In the US the year is ending with a complicated row between the state of Maryland and publishers over the licensing of ebooks to libraries. Maryland has passed a law that requires publishers – both in the US and abroad – to make their books available to the state’s libraries at “reasonable terms” set by the state.
It is the dictating of the terms that has upset the publishing community and has united various bodies in opposition, among them the Association of American Publishers and the International Publishers Association (IPA).

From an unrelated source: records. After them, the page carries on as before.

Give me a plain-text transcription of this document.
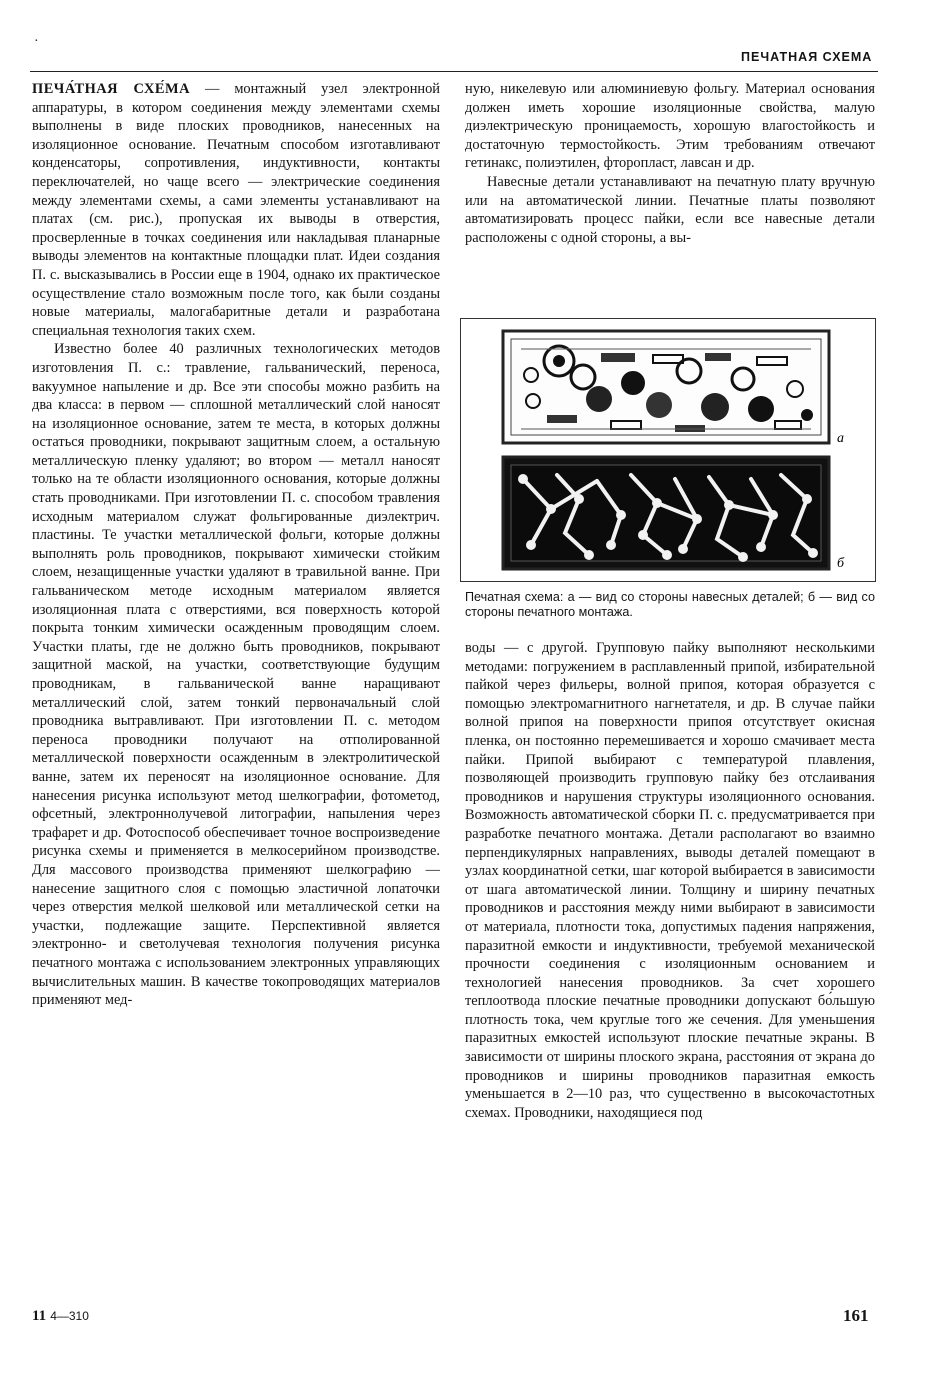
·
ПЕЧАТНАЯ СХЕМА

ПЕЧА́ТНАЯ СХЕ́МА — монтажный узел электронной аппаратуры, в котором соединения между элементами схемы выполнены в виде плоских проводников, нанесенных на изоляционное основание. Печатным способом изготавливают конденсаторы, сопротивления, индуктивности, контакты переключателей, но чаще всего — электрические соединения между элементами схемы, а сами элементы устанавливают на платах (см. рис.), пропуская их выводы в отверстия, просверленные в точках соединения или накладывая планарные выводы элементов на контактные площадки плат. Идеи создания П. с. высказывались в России еще в 1904, однако их практическое осуществление стало возможным после того, как были созданы новые материалы, малогабаритные детали и разработана специальная технология таких схем.

Известно более 40 различных технологических методов изготовления П. с.: травление, гальванический, переноса, вакуумное напыление и др. Все эти способы можно разбить на два класса: в первом — сплошной металлический слой наносят на изоляционное основание, затем те места, в которых должны остаться проводники, покрывают защитным слоем, а остальную металлическую пленку удаляют; во втором — металл наносят только на те области изоляционного основания, которые должны стать проводниками. При изготовлении П. с. способом травления исходным материалом служат фольгированные диэлектрич. пластины. Те участки металлической фольги, которые должны выполнять роль проводников, покрывают химически стойким слоем, незащищенные участки удаляют в травильной ванне. При гальваническом методе исходным материалом является изоляционная плата с отверстиями, вся поверхность которой покрыта тонким химически осажденным проводящим слоем. Участки платы, где не должно быть проводников, покрывают защитной маской, на участки, соответствующие будущим проводникам, в гальванической ванне наращивают металлический слой, затем тонкий первоначальный слой проводника вытравливают. При изготовлении П. с. методом переноса проводники получают на отполированной металлической поверхности осажденным в электролитической ванне, затем их переносят на изоляционное основание. Для нанесения рисунка используют метод шелкографии, фотометод, офсетный, электроннолучевой литографии, напыления через трафарет и др. Фотоспособ обеспечивает точное воспроизведение рисунка схемы и применяется в мелкосерийном производстве. Для массового производства применяют шелкографию — нанесение защитного слоя с помощью эластичной лопаточки через отверстия мелкой шелковой или металлической сетки на участки, подлежащие защите. Перспективной является электронно- и светолучевая технология получения рисунка печатного монтажа с использованием электронных управляющих вычислительных машин. В качестве токопроводящих материалов применяют мед-

ную, никелевую или алюминиевую фольгу. Материал основания должен иметь хорошие изоляционные свойства, малую диэлектрическую проницаемость, хорошую влагостойкость и достаточную термостойкость. Этим требованиям отвечают гетинакс, полиэтилен, фторопласт, лавсан и др.

Навесные детали устанавливают на печатную плату вручную или на автоматической линии. Печатные платы позволяют автоматизировать процесс пайки, если все навесные детали расположены с одной стороны, а вы-

а
б
Печатная схема: а — вид со стороны навесных деталей; б — вид со стороны печатного монтажа.

воды — с другой. Групповую пайку выполняют несколькими методами: погружением в расплавленный припой, избирательной пайкой через фильеры, волной припоя, которая образуется с помощью электромагнитного нагнетателя, и др. В случае пайки волной припоя на поверхности припоя отсутствует окисная пленка, он постоянно перемешивается и хорошо смачивает места пайки. Припой выбирают с температурой плавления, позволяющей производить групповую пайку без отслаивания проводников и нарушения структуры изоляционного основания. Возможность автоматической сборки П. с. предусматривается при разработке печатного монтажа. Детали располагают во взаимно перпендикулярных направлениях, выводы деталей помещают в узлах координатной сетки, шаг которой выбирается в зависимости от шага автоматической линии. Толщину и ширину печатных проводников и расстояния между ними выбирают в зависимости от материала, плотности тока, допустимых падения напряжения, паразитной емкости и индуктивности, требуемой механической прочности соединения с изоляционным основанием и технологией нанесения проводников. За счет хорошего теплоотвода плоские печатные проводники допускают бо́льшую плотность тока, чем круглые того же сечения. Для уменьшения паразитных емкостей используют плоские печатные экраны. В зависимости от ширины плоского экрана, расстояния от экрана до проводников и ширины проводников паразитная емкость уменьшается в 2—10 раз, что существенно в высокочастотных схемах. Проводники, находящиеся под

11 4—310	161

The IPA says: “[We] support the Association of American Publishers’ (AAP) lawsuit challenging as unconstitutional a State of Maryland law that would impose fundamental limitations on the exercise of exclusive rights. The legislation would establish an obligation to license under terms and conditions mandated by the State, thereby impairing publishers’ contractual freedom, and undermining the international legal framework as set out in the Berne Convention and in the WIPO Copyright Treaty, to which the United States is a Contracting Party.”
The IPA’s Secretary General, José Borghino, said: “We are outraged that one US state has enacted legislation that not only undermines its own publishers and authors, but also publishers and authors from across the country and around the world. Treaty obligations clearly prevent this aggression.”
The Maryland law was passed last summer despite strong evidence-based objections from the AAP and the US Authors Guild and is currently set to go into effect in January 2022.